Of course, time will tell if these amendments make their way into a final bill for President Biden to sign. The U.S. Senate will likely consider the NDAA in September.

Employer Group Warns About Online Voting for Union Representation Elections. Just last week, the Buzz reported on the inclusion of language in the House Committee on Appropriations’ Fiscal Year 2023 Labor, Health and Human Services, Education and Related Agencies Bill that would order the National Labor Relations Board to “develop a system and procedures to conduct union representation elections electronically.” In a very timely response to the committee’s action, the Coalition for a Democratic Workplace this week issued a report titled “Online Voting in Union Representation Elections: The Latest Attempt to Eliminate Workers’ Right to Secret Ballots.” The report argues that online voting for union representation elections is subject to fraud, coercion, and cybersecurity risks and warns that “[t]he NLRB must halt their efforts to implement an online voting system, and Congress should oppose legislation permitting the Board to establish such a system in order to protect the credibility of union representation elections.”

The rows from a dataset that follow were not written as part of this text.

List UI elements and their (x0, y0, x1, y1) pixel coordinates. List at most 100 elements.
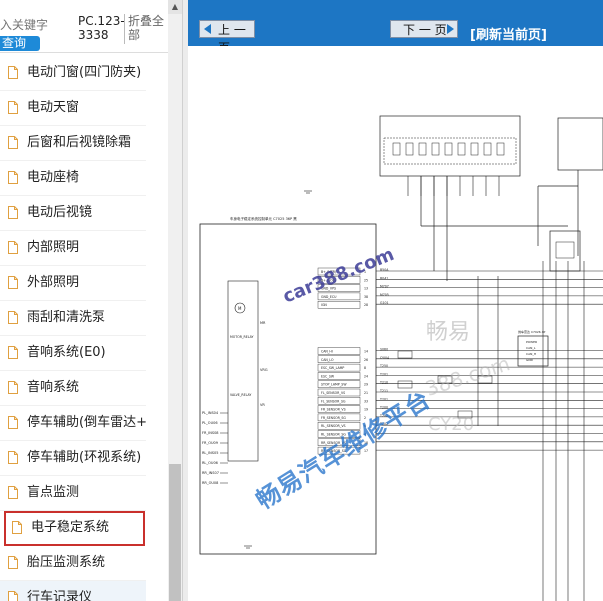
fuse-box (379, 115, 521, 177)
search-bar: 查询 PC.123-3338 折叠全部 (0, 0, 168, 53)
menu-item[interactable]: 电动门窗(四门防夹) (0, 56, 146, 91)
pin-number: 29 (364, 383, 368, 387)
menu-item[interactable]: 停车辅助(倒车雷达+倒车 (0, 406, 146, 441)
wire-label: B041 (380, 276, 388, 280)
wiring-diagram-svg: 车身电子稳定系统控制单元 C7025 36P 黑 M MOTOR_RELAY VALV… (199, 115, 603, 601)
document-icon (8, 171, 18, 184)
radar-pin: CAN_H (526, 352, 536, 356)
content-pane: 上 一 页 下 一 页 [刷新当前页] 车身电子稳定系统控制单元 C7025 3… (188, 0, 603, 601)
menu-item-label: 电子稳定系统 (31, 520, 110, 535)
sensor-label: RL_OU06 (202, 461, 218, 465)
menu-item[interactable]: 电动座椅 (0, 161, 146, 196)
sensor-label: PL_OU06 (202, 421, 218, 425)
document-icon (8, 241, 18, 254)
next-page-button[interactable]: 下 一 页 (390, 20, 458, 38)
sensor-label: FR_OU09 (202, 441, 218, 445)
wire-label: T201 (379, 372, 388, 376)
document-icon (8, 136, 18, 149)
fuse (457, 142, 466, 156)
menu-item[interactable]: 音响系统 (0, 371, 146, 406)
menu-item-label: 电动座椅 (27, 170, 80, 185)
fuse (418, 142, 427, 156)
menu-item[interactable]: 电动后视镜 (0, 196, 146, 231)
fuse (392, 142, 401, 156)
document-icon (8, 381, 18, 394)
pin-number: 24 (364, 374, 368, 378)
document-icon (8, 591, 18, 601)
collapse-all-button[interactable]: 折叠全部 (128, 14, 168, 42)
menu-item-label: 雨刮和清洗泵 (27, 310, 106, 325)
pin-name: FL_SENSOR_VS (321, 391, 345, 395)
page-nav-bar: 上 一 页 下 一 页 [刷新当前页] (188, 0, 603, 55)
pin-name: CAN_HI (321, 350, 333, 354)
radar-pin: GND (526, 358, 534, 362)
document-icon (8, 206, 18, 219)
navigation-pane: 查询 PC.123-3338 折叠全部 电动门窗(四门防夹) 电动天窗后窗和后视镜… (0, 0, 182, 601)
motor-label: M (238, 306, 242, 311)
menu-item[interactable]: 雨刮和清洗泵 (0, 301, 146, 336)
document-icon (8, 66, 18, 79)
pin-number: 8 (364, 366, 366, 370)
menu-item[interactable]: 外部照明 (0, 266, 146, 301)
sensor-label: RR_OU08 (202, 481, 218, 485)
menu-item-label: 盲点监测 (27, 485, 80, 500)
pin-name: GND_ECU (321, 295, 337, 299)
fuse-box-inner (383, 137, 517, 165)
menu-item-label: 电动后视镜 (27, 205, 93, 220)
internal-block (227, 280, 259, 462)
menu-item[interactable]: 胎压监测系统 (0, 546, 146, 581)
next-page-label: 下 一 页 (403, 23, 447, 37)
pin-number: 14 (364, 350, 368, 354)
sensor-label: PL_INS04 (202, 411, 219, 415)
radar-pin: POWER (526, 340, 537, 344)
pin-number: 13 (364, 287, 368, 291)
pin-number: 38 (364, 295, 368, 299)
arrow-left-icon (204, 24, 211, 34)
menu-item[interactable]: 盲点监测 (0, 476, 146, 511)
wiring-diagram: 车身电子稳定系统控制单元 C7025 36P 黑 M MOTOR_RELAY VALV… (188, 46, 603, 601)
arrow-right-icon (447, 24, 454, 34)
wire-label: G101 (380, 301, 389, 305)
document-icon (8, 101, 18, 114)
pin-name: STOP_LAMP_SW (321, 383, 347, 387)
watermark-code: CY20 (428, 414, 475, 435)
menu-item-label: 后窗和后视镜除霜 (27, 135, 132, 150)
menu-item[interactable]: 音响系统(E0) (0, 336, 146, 371)
menu-item-label: 电动天窗 (27, 100, 80, 115)
internal-label: VRG (260, 368, 268, 372)
prev-page-button[interactable]: 上 一 页 (199, 20, 255, 55)
refresh-page-link[interactable]: [刷新当前页] (470, 24, 547, 43)
wire-label: T211 (379, 389, 388, 393)
scrollbar[interactable]: ▲ (168, 0, 182, 601)
menu-item[interactable]: 后窗和后视镜除霜 (0, 126, 146, 161)
pin-number: 25 (364, 278, 368, 282)
wire-label: M707 (380, 285, 389, 289)
search-input[interactable] (0, 18, 72, 32)
scroll-thumb[interactable] (169, 464, 181, 601)
internal-label: MR (260, 321, 266, 325)
pin-name: FR_SENSOR_VS (321, 408, 346, 412)
menu-item[interactable]: 电子稳定系统 (4, 511, 145, 546)
wire-label: T250 (379, 364, 388, 368)
menu-item[interactable]: 内部照明 (0, 231, 146, 266)
pin-name: IGN (321, 303, 327, 307)
document-icon (12, 521, 22, 534)
menu-item[interactable]: 停车辅助(环视系统) (0, 441, 146, 476)
wire-label: I2004 (380, 356, 389, 360)
radar-pin: CAN_L (526, 346, 536, 350)
connector (397, 350, 413, 359)
scroll-up-icon[interactable]: ▲ (168, 0, 182, 14)
menu-item-label: 电动门窗(四门防夹) (27, 65, 142, 80)
query-button[interactable]: 查询 (0, 36, 41, 51)
sensor-label: FR_INS08 (202, 431, 219, 435)
fuse (431, 142, 440, 156)
document-icon (8, 416, 18, 429)
pin-number: 28 (364, 303, 368, 307)
pin-name: FL_SENSOR_SG (321, 399, 346, 403)
menu-item[interactable]: 电动天窗 (0, 91, 146, 126)
document-icon (8, 311, 18, 324)
pin-number: 26 (364, 358, 368, 362)
wire-label: M705 (380, 293, 389, 297)
menu-item[interactable]: 行车记录仪 (0, 581, 146, 601)
relay (549, 230, 581, 272)
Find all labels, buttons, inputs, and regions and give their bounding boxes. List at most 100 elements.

Power of the Purse. The Buzz has recently been discussing federal government spending and appropriations, so it is perhaps appropriate that this week marks the forty-eighth anniversary of the enactment of the Congressional Budget and Impoundment Control Act of 1974. The act was a response to the executive branch’s steady usurpation of Congress’s power of the purse: presidents since the founding had always refused to spend (i.e., impounded) certain funds appropriated by Congress. Congress tolerated this practice for the most part until President Nixon took it to the extreme and refused to spend tens of billions of congressionally appropriated funds on initiatives that he opposed. (President Nixon signed the bill into a law a month prior to his resignation.) The act reasserted Congress’s control over the appropriations process by creating the nonpartisan Congressional Budget Office, as well as the House and Senate budget committees. It also moved the federal government’s fiscal year from July 1 to October 1, to give Congress more time to react to the president’s annual budget message. Perhaps most importantly, Title X of the act put much stricter limits on when and how presidents may impound funds. In that respect, the act could be considered a success. But in terms of delivering a smooth and on-time federal budget process? Not so much.